Later, the sailors tell Clayton that they will smell the pine trees from Virginia long before they will see land. Clayton is skeptical. I don’t blame him.5
After arrival in Virginia, Clayton learns that the new colony is a deathtrap. Everyone suffers from bloody diarrhea. Poorly made chimneys explode. They are terrorized by lightning, which is happening on a scale completely unknown to the English. They are accustomed to lightning perhaps once a year in England. In Virginia, it appears often, striking down colonists, animals, and homes.

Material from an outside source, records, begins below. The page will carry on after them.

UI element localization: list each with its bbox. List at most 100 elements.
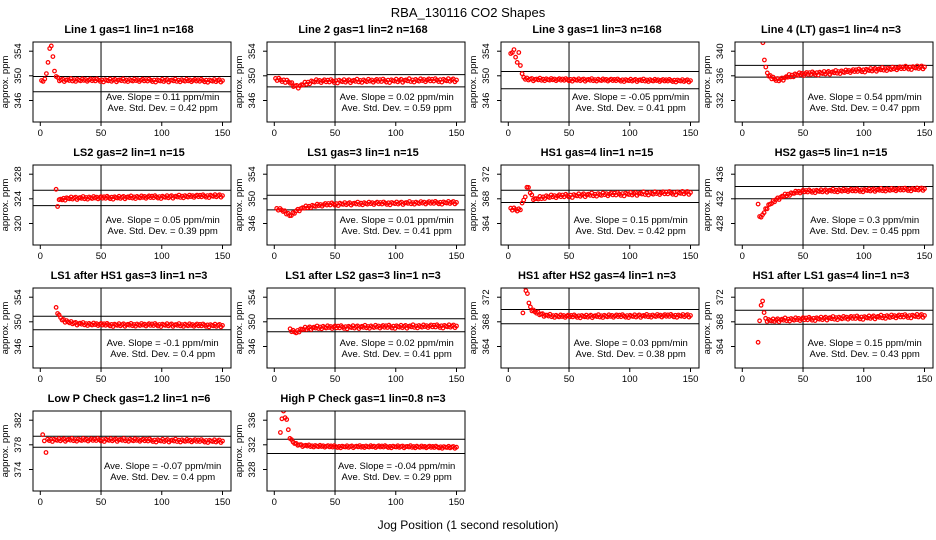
x-tick-label: 150 (683, 251, 699, 262)
y-tick-label: 336 (715, 68, 726, 84)
y-tick-label: 378 (13, 437, 24, 453)
stats-annotation: Ave. Slope = 0.03 ppm/min (574, 338, 688, 349)
y-tick-label: 346 (13, 339, 24, 355)
y-axis-label: approx. ppm (702, 302, 713, 355)
stats-annotation: Ave. Std. Dev. = 0.45 ppm (810, 226, 920, 237)
y-tick-label: 372 (715, 289, 726, 305)
data-points (53, 186, 225, 209)
x-tick-label: 0 (740, 128, 745, 139)
y-axis-label: approx. ppm (468, 179, 479, 232)
x-tick-label: 0 (506, 128, 511, 139)
x-tick-label: 50 (564, 251, 575, 262)
y-tick-label: 382 (13, 412, 24, 428)
x-tick-label: 50 (330, 251, 341, 262)
panel-title: HS1 after LS1 gas=4 lin=1 n=3 (752, 270, 910, 282)
x-tick-label: 0 (506, 374, 511, 385)
y-tick-label: 354 (13, 43, 24, 59)
reference-lines (735, 288, 933, 368)
x-axis-label: Jog Position (1 second resolution) (377, 518, 559, 532)
y-axis-label: approx. ppm (0, 179, 11, 232)
panel-title: LS1 gas=3 lin=1 n=15 (307, 147, 419, 159)
stats-annotation: Ave. Slope = 0.05 ppm/min (106, 215, 220, 226)
x-tick-label: 150 (215, 374, 231, 385)
y-axis-label: approx. ppm (468, 302, 479, 355)
x-tick-label: 100 (622, 251, 638, 262)
y-axis-label: approx. ppm (234, 302, 245, 355)
stats-annotation: Ave. Std. Dev. = 0.39 ppm (108, 226, 218, 237)
stats-annotation: Ave. Slope = 0.15 ppm/min (574, 215, 688, 226)
plot-box (266, 164, 466, 246)
stats-annotation: Ave. Slope = -0.1 ppm/min (107, 338, 219, 349)
panel-title: LS1 after HS1 gas=3 lin=1 n=3 (50, 270, 208, 282)
panel-ls1-after-ls2: LS1 after LS2 gas=3 lin=1 n=3 0 50 100 150 3… (234, 269, 468, 390)
x-tick-label: 150 (449, 374, 465, 385)
x-tick-label: 100 (388, 128, 404, 139)
panel-high-p-check: High P Check gas=1 lin=0.8 n=3 0 50 100 150… (234, 392, 468, 513)
plot-box (32, 41, 232, 123)
panel-line-3: Line 3 gas=1 lin=3 n=168 0 50 100 150 346 350… (468, 23, 702, 144)
y-tick-label: 346 (481, 93, 492, 109)
data-points (520, 288, 693, 321)
x-tick-label: 50 (330, 497, 341, 508)
data-points (508, 184, 693, 214)
panel-title: HS1 gas=4 lin=1 n=15 (540, 147, 654, 159)
x-tick-label: 50 (96, 128, 107, 139)
panel-line-1: Line 1 gas=1 lin=1 n=168 0 50 100 150 346 350… (0, 23, 234, 144)
y-axis-label: approx. ppm (234, 56, 245, 109)
y-tick-label: 364 (481, 216, 492, 232)
x-tick-label: 150 (449, 128, 465, 139)
x-tick-label: 50 (96, 251, 107, 262)
stats-annotation: Ave. Std. Dev. = 0.41 ppm (342, 349, 452, 360)
y-tick-label: 374 (13, 462, 24, 478)
x-tick-label: 50 (96, 374, 107, 385)
stats-annotation: Ave. Slope = 0.01 ppm/min (340, 215, 454, 226)
stats-annotation: Ave. Std. Dev. = 0.38 ppm (576, 349, 686, 360)
data-points (755, 298, 927, 345)
panel-title: HS1 after HS2 gas=4 lin=1 n=3 (517, 270, 677, 282)
panel-title: Line 2 gas=1 lin=2 n=168 (298, 24, 428, 36)
y-tick-label: 350 (13, 314, 24, 330)
x-tick-label: 0 (272, 251, 277, 262)
y-tick-label: 350 (13, 68, 24, 84)
y-tick-label: 436 (715, 166, 726, 182)
y-tick-label: 354 (247, 289, 258, 305)
panel-title: HS2 gas=5 lin=1 n=15 (774, 147, 888, 159)
panel-title: LS1 after LS2 gas=3 lin=1 n=3 (285, 270, 441, 282)
plot-box (734, 287, 934, 369)
y-tick-label: 340 (715, 43, 726, 59)
x-tick-label: 100 (856, 128, 872, 139)
y-axis-label: approx. ppm (702, 179, 713, 232)
y-tick-label: 354 (247, 166, 258, 182)
panel-line-4-lt: Line 4 (LT) gas=1 lin=4 n=3 0 50 100 150 332… (702, 23, 936, 144)
plot-box (32, 287, 232, 369)
stats-annotation: Ave. Std. Dev. = 0.47 ppm (810, 103, 920, 114)
x-tick-label: 0 (38, 374, 43, 385)
x-tick-label: 0 (272, 497, 277, 508)
x-tick-label: 0 (740, 251, 745, 262)
y-tick-label: 368 (481, 191, 492, 207)
stats-annotation: Ave. Slope = -0.07 ppm/min (104, 461, 221, 472)
y-tick-label: 332 (247, 437, 258, 453)
stats-annotation: Ave. Std. Dev. = 0.4 ppm (110, 349, 215, 360)
data-points (273, 75, 459, 91)
panel-line-2: Line 2 gas=1 lin=2 n=168 0 50 100 150 346 350… (234, 23, 468, 144)
stats-annotation: Ave. Slope = -0.04 ppm/min (338, 461, 455, 472)
y-tick-label: 328 (247, 462, 258, 478)
x-tick-label: 0 (38, 497, 43, 508)
x-tick-label: 150 (683, 374, 699, 385)
y-tick-label: 372 (481, 166, 492, 182)
y-tick-label: 428 (715, 216, 726, 232)
x-tick-label: 50 (564, 128, 575, 139)
panel-hs1: HS1 gas=4 lin=1 n=15 0 50 100 150 364 368 372 a… (468, 146, 702, 267)
x-tick-label: 150 (215, 497, 231, 508)
x-tick-label: 100 (154, 128, 170, 139)
panel-ls2: LS2 gas=2 lin=1 n=15 0 50 100 150 320 324 328 a… (0, 146, 234, 267)
stats-annotation: Ave. Std. Dev. = 0.42 ppm (576, 226, 686, 237)
reference-lines (33, 288, 231, 368)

Nonetheless, Clayton doesn’t seem too bothered by the high mortality – except when his neighbors confiscate and destroy his dead bird collection. It seems his friends thought his own brush with illness would be fatal, and took the opportunity to clean out his house… which was full of smelly dead animal specimens. He apologizes to the Royal Society profusely for not sending them better quality dead birds.

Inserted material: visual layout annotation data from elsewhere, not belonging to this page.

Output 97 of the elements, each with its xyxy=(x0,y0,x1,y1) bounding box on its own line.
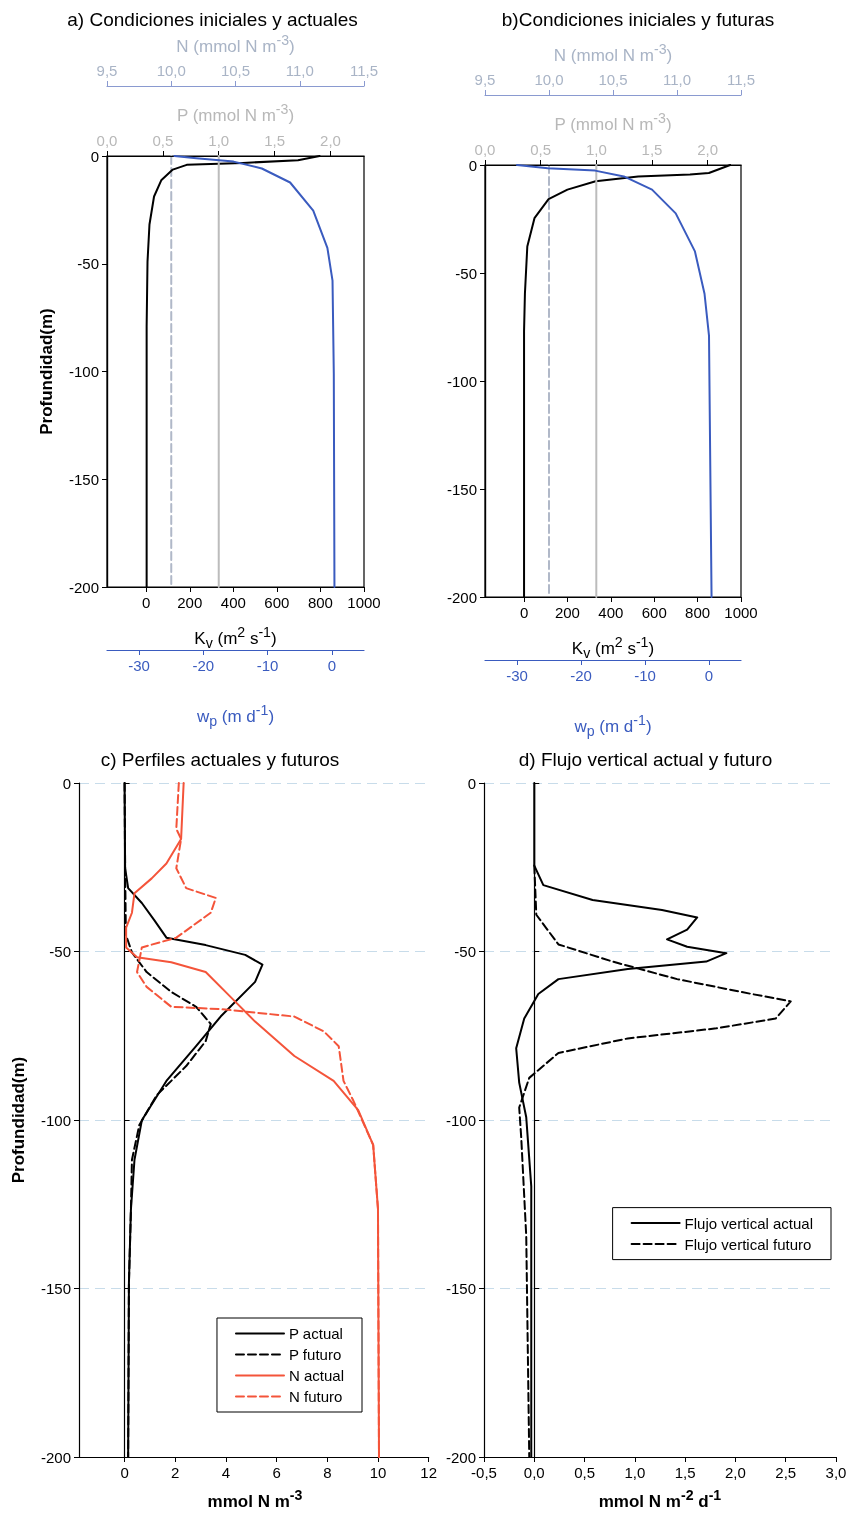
x-axis-title: K$_{v}$ (m$^{2}$ s$^{-1}$) xyxy=(570,634,656,662)
y-tick-label: -200 xyxy=(40,1448,71,1466)
x-tick-label: -20 xyxy=(192,657,215,674)
y-tick-label: -100 xyxy=(68,363,99,380)
x2-axis-title: N (mmol N m$^{-3}$) xyxy=(552,41,674,66)
x2-tick-label: 10,0 xyxy=(534,71,564,88)
x-tick-label: 400 xyxy=(598,604,624,621)
x2-tick-label: 2,0 xyxy=(320,132,341,149)
x-tick-label: 10 xyxy=(369,1464,387,1481)
x2-tick-label: 10,0 xyxy=(156,62,186,79)
x2-axis-title: N (mmol N m$^{-3}$) xyxy=(175,32,296,57)
x-tick-label: 400 xyxy=(220,594,246,611)
y-tick-label: -50 xyxy=(77,255,99,273)
x2-tick-label: 11,5 xyxy=(726,71,756,88)
legend-label: P futuro xyxy=(288,1346,342,1363)
y-tick-label: 0 xyxy=(467,774,476,792)
x-tick-label: 1000 xyxy=(347,594,381,611)
x2-axis-title: P (mmol N m$^{-3}$) xyxy=(175,101,296,126)
x-tick-label: 1000 xyxy=(724,604,758,621)
x2-tick-label: 0,5 xyxy=(530,141,552,158)
x2-tick-label: 11,0 xyxy=(285,62,314,79)
x-tick-label: -10 xyxy=(634,667,656,684)
x-tick-label: -30 xyxy=(506,667,528,684)
x-axis-title: K$_{v}$ (m$^{2}$ s$^{-1}$) xyxy=(193,624,278,652)
y-tick-label: 0 xyxy=(90,147,99,165)
y-tick-label: 0 xyxy=(468,156,477,174)
x2-tick-label: 2,0 xyxy=(697,141,719,158)
x-tick-label: 0 xyxy=(519,604,529,621)
x-tick-label: 12 xyxy=(420,1464,437,1481)
x-tick-label: 0 xyxy=(120,1464,129,1481)
y-axis-title: Profundidad(m) xyxy=(9,1056,28,1184)
x-axis-title: mmol N m$^{-3}$ xyxy=(206,1487,304,1512)
x2-tick-label: 9,5 xyxy=(474,71,496,88)
x2-tick-label: 11,5 xyxy=(349,62,379,79)
x2-tick-label: 1,0 xyxy=(208,132,230,149)
x-tick-label: 0 xyxy=(704,667,714,684)
y-tick-label: -100 xyxy=(446,372,477,390)
y-tick-label: -150 xyxy=(446,480,477,498)
x-tick-label: 0,0 xyxy=(523,1464,545,1481)
x2-axis-title: P (mmol N m$^{-3}$) xyxy=(553,110,673,135)
x2-tick-label: 10,5 xyxy=(598,71,628,88)
y-tick-label: -150 xyxy=(445,1280,476,1297)
x2-tick-label: 1,5 xyxy=(641,141,663,158)
y-tick-label: -100 xyxy=(445,1111,476,1129)
x2-tick-label: 9,5 xyxy=(96,62,118,79)
chart-title: b)Condiciones iniciales y futuras xyxy=(501,9,775,30)
x-tick-label: 2,5 xyxy=(775,1464,797,1481)
y-tick-label: -200 xyxy=(446,588,477,606)
y-tick-label: -100 xyxy=(40,1111,71,1129)
x-axis-title: w$_{p}$ (m d$^{-1}$) xyxy=(195,702,276,730)
x-tick-label: -20 xyxy=(570,667,592,684)
y-tick-label: -50 xyxy=(49,943,71,960)
x-tick-label: -10 xyxy=(256,657,279,674)
x-tick-label: 4 xyxy=(221,1464,231,1481)
y-tick-label: -50 xyxy=(455,264,477,282)
legend-label: N futuro xyxy=(288,1388,343,1405)
x-tick-label: 0,5 xyxy=(574,1464,595,1481)
x2-tick-label: 1,5 xyxy=(264,132,286,149)
chart-title: a) Condiciones iniciales y actuales xyxy=(67,9,358,30)
chart-title: d) Flujo vertical actual y futuro xyxy=(518,749,773,770)
y-tick-label: -50 xyxy=(454,943,476,960)
chart-title: c) Perfiles actuales y futuros xyxy=(100,749,340,770)
x-tick-label: 200 xyxy=(554,604,580,621)
x-axis-title: mmol N m$^{-2}$ d$^{-1}$ xyxy=(597,1487,723,1512)
x-axis-title: w$_{p}$ (m d$^{-1}$) xyxy=(573,712,653,740)
x2-tick-label: 0,5 xyxy=(152,132,174,149)
x2-tick-label: 1,0 xyxy=(585,141,607,158)
x2-tick-label: 10,5 xyxy=(220,62,251,79)
x-tick-label: 8 xyxy=(323,1464,332,1481)
x-tick-label: 2,0 xyxy=(725,1464,746,1481)
legend-label: Flujo vertical actual xyxy=(684,1214,813,1232)
x2-tick-label: 11,0 xyxy=(662,71,692,88)
legend-label: N actual xyxy=(288,1367,344,1384)
legend-label: P actual xyxy=(288,1325,343,1342)
x-tick-label: -0,5 xyxy=(471,1464,497,1481)
x-tick-label: 600 xyxy=(641,604,667,621)
y-tick-label: -200 xyxy=(68,578,99,596)
y-tick-label: -200 xyxy=(445,1448,476,1466)
y-tick-label: -150 xyxy=(68,470,99,488)
x-tick-label: 200 xyxy=(177,594,203,611)
x-tick-label: 1,0 xyxy=(624,1464,646,1481)
x-tick-label: 2 xyxy=(171,1464,180,1481)
x-tick-label: 600 xyxy=(264,594,290,611)
y-tick-label: -150 xyxy=(40,1280,71,1297)
x2-tick-label: 0,0 xyxy=(474,141,496,158)
x-tick-label: 3,0 xyxy=(825,1464,847,1481)
x-tick-label: 0 xyxy=(142,594,151,611)
x-tick-label: -30 xyxy=(128,657,150,674)
y-axis-title: Profundidad(m) xyxy=(37,308,56,435)
x-tick-label: 800 xyxy=(307,594,333,611)
x2-tick-label: 0,0 xyxy=(96,132,118,149)
x-tick-label: 800 xyxy=(685,604,711,621)
y-tick-label: 0 xyxy=(62,774,71,792)
legend-label: Flujo vertical futuro xyxy=(684,1235,812,1253)
x-tick-label: 6 xyxy=(272,1464,281,1481)
x-tick-label: 1,5 xyxy=(674,1464,696,1481)
x-tick-label: 0 xyxy=(327,657,337,674)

I Had indeed begun once whilst I was in that Country to have made a Collection of the Birds, but falling sick of the Griping of the Guts, some of them for want of care corrupted, which made them fling others away that I had thoroughly cured; for I was past taking care of them my self, there remaining but small hopes of my Life.6
Strangely, Clayton makes no mention of slavery, and only little mention of the natives. He explains how they hunt deer (with elaborate crowns made of tree boughs), and describes an effective remedy for venomous snake bite (applying a tourniquet and cauterizing the bite), but his only discussion of friction with the colonists is an offhand comment about horses. While discussing which animals are native or non-native to North America, he mentions that a few of the horses have wandered off and gone wild. He worries that the Pamunkey have obtained some of these wild horses – weapons he perceives as more dangerous than guns.
The Indians have not yet learnt to ride, only the King of Pomonkie had got three or four Horses for his own Saddle and an Attendant, which I think should in no wise be indulged, for I look on the allowing them Horses much more dangerous than even Guns and Powder.
John Clayton returned home to England in 1686. I presume with a very small bird collection.
Sources & Notes:
¹ Bond, Edward L. and the Dictionary of Virginia Biography. “John Clayton (1656 or 1657–1725).” Encyclopedia Virginia. Virginia Foundation for the Humanities, 20 Apr. 2016. Web. 18 Jan. 2018.
² Beware the sea haggis!!
³ A letter from Mr. John Clayton, rector of Crofton at Wakefield in Yorkshire, to the Royal Society, May 12, 1688. Giving an account of several observables in Virginia, and in his voyage thither, more particularly concerning the air. http://www.loc.gov/resource/lhbcb.27239
4 Only this would be in 1686 English, which is probably more like “And thereupon, with Great Concentration, I did introduce the mighty carvel nettle to his face, and BOY DID THAT STING.”
5 If you saw a bunch of dummies whip each other with jellyfish stingers for the fun of it, you might be skeptical too.
6 I can see it now: “The preacher is sick. This is our chance to get rid of all those seagull mummies. DO IT NOW AGNES GO!”
Extra Note: I know Clayton’s letters were about Jamestown and not Virginia Beach – however, the landscape and experience for the colonists in either place would have been substantially the same. Besides, where else would I find a colonial story about floating sheep bladders and seagull mummies?